After my mom died, my dad did not want to live alone. It was understood that it's my obligation to have him live with me. He uses a walker and doesn't go anywhere. I've been taking care of his needs, i.e., food, medicines, living supplies, paperwork, etc. I'm in my 50's and have been very happy living alone by choice. If I didn't bring him in, it would have have looked bad for me. I've already raised a child, been married twice and never really asked my parents for anything since I left home 35 years ago. I'm starting to feel resentful and I don't look forward to spending time in my home anymore. I really wish I didn't feel this way, but I can't shake it.
Your father may be happier if he lived in an AL or NH. He may have a fear of them because of the way they were run in the past. He may need socializing with other elderly people just to get the ball rolling.

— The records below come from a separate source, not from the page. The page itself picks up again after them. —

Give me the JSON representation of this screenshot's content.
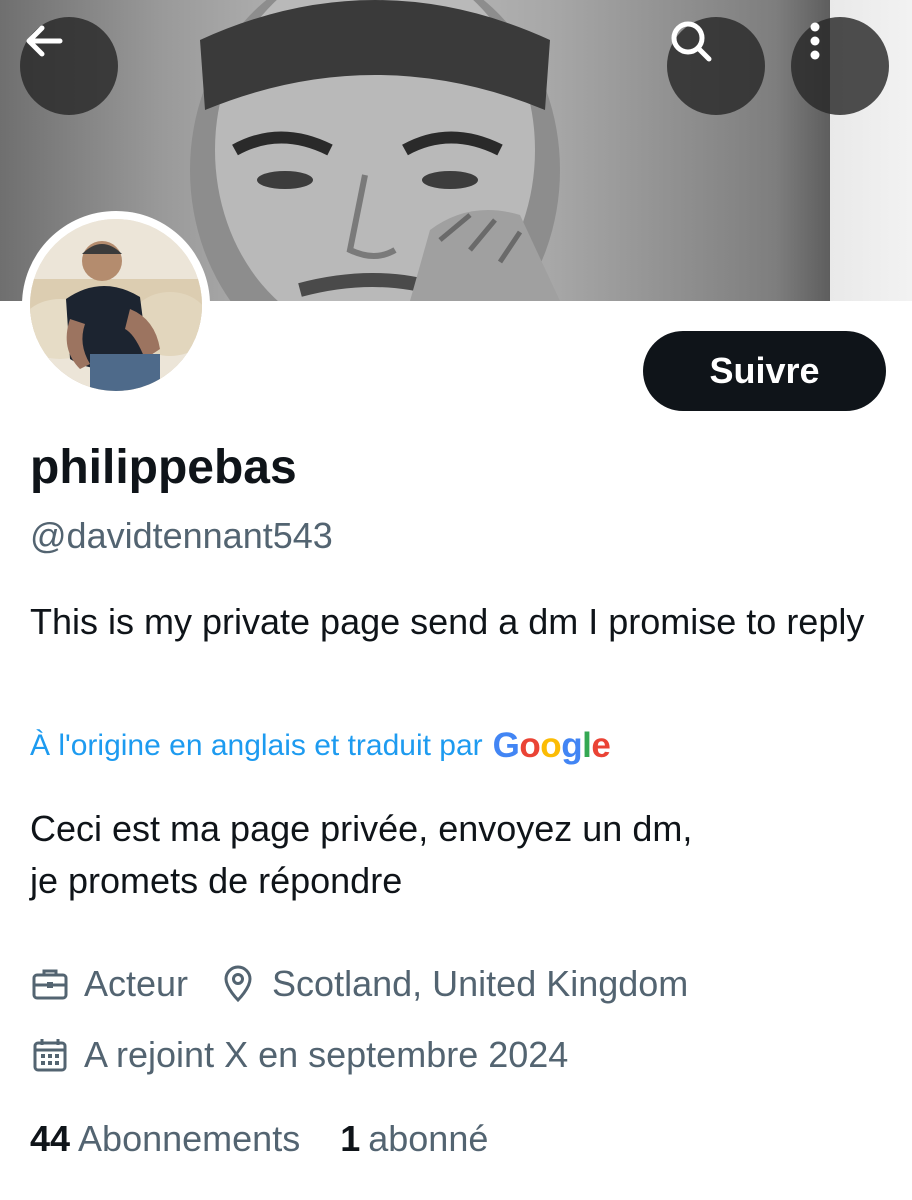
{
  "profile": {
    "display_name": "philippebas",
    "handle": "@davidtennant543",
    "bio": "This is my private page send a dm I promise to reply",
    "translation_note": "À l'origine en anglais et traduit par",
    "translation_provider": "Google",
    "bio_translated_line1": "Ceci est ma page privée, envoyez un dm,",
    "bio_translated_line2": "je promets de répondre",
    "profession": "Acteur",
    "location": "Scotland, United Kingdom",
    "joined": "A rejoint X en septembre 2024"
  },
  "actions": {
    "follow_label": "Suivre"
  },
  "stats": {
    "following_count": "44",
    "following_label": "Abonnements",
    "followers_count": "1",
    "followers_label": "abonné"
  },
  "icons": {
    "back": "arrow-left-icon",
    "search": "search-icon",
    "more": "more-vertical-icon",
    "profession": "briefcase-icon",
    "location": "location-pin-icon",
    "joined": "calendar-icon"
  },
  "colors": {
    "text_primary": "#0f1419",
    "text_secondary": "#536471",
    "link": "#1d9bf0",
    "button_bg": "#0f1419",
    "google_blue": "#4285f4",
    "google_red": "#ea4335",
    "google_yellow": "#fbbc05",
    "google_green": "#34a853"
  }
}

Look out for the bus you are going to get thrown under on this site. I can here it coming already. But make the right decision for you as well as your father. And you better have a thick skin. Take care
2 years ago he fell and hasn't been able to be at home since. Obviously he wants to come home, but that would mean he'd be calling us at all hours to help him. We refuse to let him go home unless he has 24/7 care, which is very expensive. We could let him live with one of us, but he would just take over our households (if our marriages survived) and make our lives the living hell that he made them when we lived at home.
He is in a nursing home...his mind fully functional, his legs not. No matter what we do to try and make his life easier, he complains about what we didn't do. If he wants to get out for an afternoon, he wants us to take him to the bar for drinks, and we don't go there. So then he gets angry that we won't do what he wants. Trying to set barriers and boundaries sometimes works, but not consistently...and he always *tries* to get around them.
People who think that taking care of a parent is a joy and privilege....you are lucky that you had parents who treated you in such a way that you feel that way. Not everyone was so fortunate. It's taken me most of my adult life to work through the damage done by this person, just being involved with his care puts me in situations where I have to relive the brutality of his rule. Hard to imagine what that would be like if I had to live with him again and take care of him every day.
Best wishes as you figure out what will work best for you.
Believe me, on this one you are never ever going to please everyone. Can't be done. So decide who is important enough that his or her opinion should guide your actions. Personally, I'd pick you and your opinions!
The "great and honorable thing" to do would be for those same friends and family members to give you some practical help instead of a lot of hot air. Is this sense of obligation coming from your family members? If so, it sounds like they are using emotional blackmail to keep you where you are so that they can avoid doing anything.
I don't know why some people continue to try on this site to compare raising a child to taking care of an aging, decline parent?
I'm confident that you will decide what is best. Take care and have a good day.